Here is an excerpt from my opinion essay on Worldmag.com, "Airport Security in the Clouds."
On Christmas Day there was a potential airline terrorist incident here in the United States. My in-laws, a retired couple living in Wyoming, were flying from Billings, Mont., to New York. After stripping them of their coats, belts, and shoes, an alert Federal TSA security officer spotted a 6-ounce tub of yogurt with live active enzymes. Loath to throw out a perfectly good container of Greek God, fig-flavored, acidophilus-infused yogurt with a fig at the bottom, my mother-in-law dug the plastic spoon out of her backpack (I’m surprised they were going to let her on the plane with a potentially deadly plastic spoon) and defiantly indulged herself before getting back in line.
We can all feel safer knowing that every reasonable precaution is being taken to ensure our flight safety in a terror-free America.
In a separate, unrelated incident, a 23-year old Nigerian man named Umar Farouk Abdulmutallab tried to blow up a plane as it approached Detroit from Amsterdam using a pouch of chemicals sewn inside his underwear. Thankfully, despite his engineering degree from University College London, he only set himself aflame.
TSA immediately announced security measures even more personally invasive and humiliating than we currently suffer. “Every passenger flying into an American airport will now be subjected to an extra ‘pat-down’ body search and will have their hand luggage examined at terminal gates by airline staff just before they board,” The Sunday Times of London reported.
But brace yourself, travelers. That’s just the initial, reflexive response. Since Richard Reid attempted to blow up a plane over the Atlantic Ocean by lighting an explosive in his shoe, we’ve had to remove our shoes and belts before boarding a plane or entering a federal building. In the future, you should expect to have to remove your pants, too. So please be mindful of this, and make everyone’s progress through security as quick and efficient as possible by remembering to wear flight-appropriate clothing: a T-shirt and sweatpants, or perhaps even a surgical gown, if you’re comfortable with that.

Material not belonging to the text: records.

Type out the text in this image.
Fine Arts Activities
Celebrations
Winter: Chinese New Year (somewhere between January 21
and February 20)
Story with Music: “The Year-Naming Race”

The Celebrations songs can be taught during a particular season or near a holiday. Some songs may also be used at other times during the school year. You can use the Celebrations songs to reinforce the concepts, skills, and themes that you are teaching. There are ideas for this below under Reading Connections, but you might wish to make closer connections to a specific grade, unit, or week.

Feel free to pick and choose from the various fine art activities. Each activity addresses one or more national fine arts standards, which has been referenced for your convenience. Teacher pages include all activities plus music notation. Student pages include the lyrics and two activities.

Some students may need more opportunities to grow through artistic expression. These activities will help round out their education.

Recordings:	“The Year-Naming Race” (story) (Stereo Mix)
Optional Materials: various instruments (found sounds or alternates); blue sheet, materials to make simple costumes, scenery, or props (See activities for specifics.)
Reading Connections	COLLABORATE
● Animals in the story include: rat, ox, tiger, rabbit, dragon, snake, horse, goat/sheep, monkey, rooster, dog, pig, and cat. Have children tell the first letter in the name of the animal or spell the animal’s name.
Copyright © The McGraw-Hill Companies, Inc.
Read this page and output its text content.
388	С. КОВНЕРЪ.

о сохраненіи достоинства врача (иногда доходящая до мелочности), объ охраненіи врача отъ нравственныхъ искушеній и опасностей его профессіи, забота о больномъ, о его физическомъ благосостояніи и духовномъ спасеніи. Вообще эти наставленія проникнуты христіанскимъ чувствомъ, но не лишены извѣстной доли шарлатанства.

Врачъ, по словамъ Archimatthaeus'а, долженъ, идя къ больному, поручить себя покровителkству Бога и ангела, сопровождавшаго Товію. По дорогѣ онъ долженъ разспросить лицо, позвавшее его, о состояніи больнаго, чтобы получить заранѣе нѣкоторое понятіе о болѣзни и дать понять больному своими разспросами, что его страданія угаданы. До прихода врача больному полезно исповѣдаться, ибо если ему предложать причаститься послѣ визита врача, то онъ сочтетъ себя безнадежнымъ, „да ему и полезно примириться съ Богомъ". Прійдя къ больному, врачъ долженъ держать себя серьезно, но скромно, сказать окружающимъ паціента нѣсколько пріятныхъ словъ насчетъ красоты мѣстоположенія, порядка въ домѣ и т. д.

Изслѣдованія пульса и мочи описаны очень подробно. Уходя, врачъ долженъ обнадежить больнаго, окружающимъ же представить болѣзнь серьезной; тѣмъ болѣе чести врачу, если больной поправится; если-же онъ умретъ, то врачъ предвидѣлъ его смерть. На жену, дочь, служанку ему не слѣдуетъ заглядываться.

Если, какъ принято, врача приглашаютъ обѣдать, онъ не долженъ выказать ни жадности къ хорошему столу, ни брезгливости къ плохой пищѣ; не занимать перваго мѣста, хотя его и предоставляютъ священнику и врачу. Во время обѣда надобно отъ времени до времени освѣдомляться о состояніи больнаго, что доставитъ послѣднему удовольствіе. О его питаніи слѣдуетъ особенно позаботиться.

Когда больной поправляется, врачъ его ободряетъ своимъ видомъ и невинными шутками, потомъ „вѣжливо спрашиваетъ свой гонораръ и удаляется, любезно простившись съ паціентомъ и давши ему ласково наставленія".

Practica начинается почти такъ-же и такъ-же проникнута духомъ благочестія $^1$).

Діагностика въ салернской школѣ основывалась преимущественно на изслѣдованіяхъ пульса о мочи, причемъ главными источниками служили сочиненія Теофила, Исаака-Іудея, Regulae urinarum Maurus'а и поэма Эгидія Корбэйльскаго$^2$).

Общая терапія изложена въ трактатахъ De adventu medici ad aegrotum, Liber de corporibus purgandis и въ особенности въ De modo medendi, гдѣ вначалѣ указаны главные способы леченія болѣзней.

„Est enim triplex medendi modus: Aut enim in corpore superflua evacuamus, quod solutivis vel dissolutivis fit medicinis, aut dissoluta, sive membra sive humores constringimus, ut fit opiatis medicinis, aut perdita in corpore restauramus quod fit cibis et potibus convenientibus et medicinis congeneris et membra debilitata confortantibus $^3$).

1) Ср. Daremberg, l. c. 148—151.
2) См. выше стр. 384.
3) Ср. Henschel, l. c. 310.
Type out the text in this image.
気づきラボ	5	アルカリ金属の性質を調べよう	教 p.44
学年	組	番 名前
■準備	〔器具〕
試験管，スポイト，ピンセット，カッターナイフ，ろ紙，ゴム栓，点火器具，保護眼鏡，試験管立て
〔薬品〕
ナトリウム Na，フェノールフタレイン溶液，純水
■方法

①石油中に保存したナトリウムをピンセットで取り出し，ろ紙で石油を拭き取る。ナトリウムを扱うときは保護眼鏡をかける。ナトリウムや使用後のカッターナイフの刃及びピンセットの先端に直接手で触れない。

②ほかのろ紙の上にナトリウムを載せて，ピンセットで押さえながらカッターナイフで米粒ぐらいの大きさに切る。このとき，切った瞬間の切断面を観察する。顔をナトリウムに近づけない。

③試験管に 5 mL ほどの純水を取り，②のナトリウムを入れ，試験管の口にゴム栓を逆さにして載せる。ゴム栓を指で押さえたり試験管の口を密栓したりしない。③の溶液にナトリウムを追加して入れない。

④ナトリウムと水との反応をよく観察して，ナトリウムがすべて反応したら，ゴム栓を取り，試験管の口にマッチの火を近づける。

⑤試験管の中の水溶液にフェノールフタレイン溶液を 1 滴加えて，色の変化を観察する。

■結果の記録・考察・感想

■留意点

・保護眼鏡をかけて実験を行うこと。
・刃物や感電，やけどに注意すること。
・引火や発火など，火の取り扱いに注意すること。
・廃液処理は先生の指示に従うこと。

And there's more! I go on to include more serious reflections of why airport security is so absurd, and I end with a darkly humorous conclusion that gives you the rest of the story on my mother-in-law and her exceptional yogurt. But you have to go to Worldmag.com, because they have advertisers who want a crack at your attention, and it is not my place to save you from that.
1 comment:
My own gray haired, Scottish parents contributed this by email:
"Let me add some items. Not airport but land security. Your innocuous good-living elderly parents were stopped at the border when driving down to Florida. All cars were treated similarly.
"Stay in the car..he looked through the back seat...what is this on the floor behind the seat (I don't know because I cannot see it)..he got snarly but realized it was a computer printer...he opened up the tailgate and rummaged through everything back there.
"He spent about 10 minutes searching us, as he did to most cars. He was a very large man and was extremely aggressive to an elderly snowbird couple heading for a winter get-away in Florida as they do every winter.
"What an incredibly rude and unpleasant waste of their time. We were patently of no interest to national security."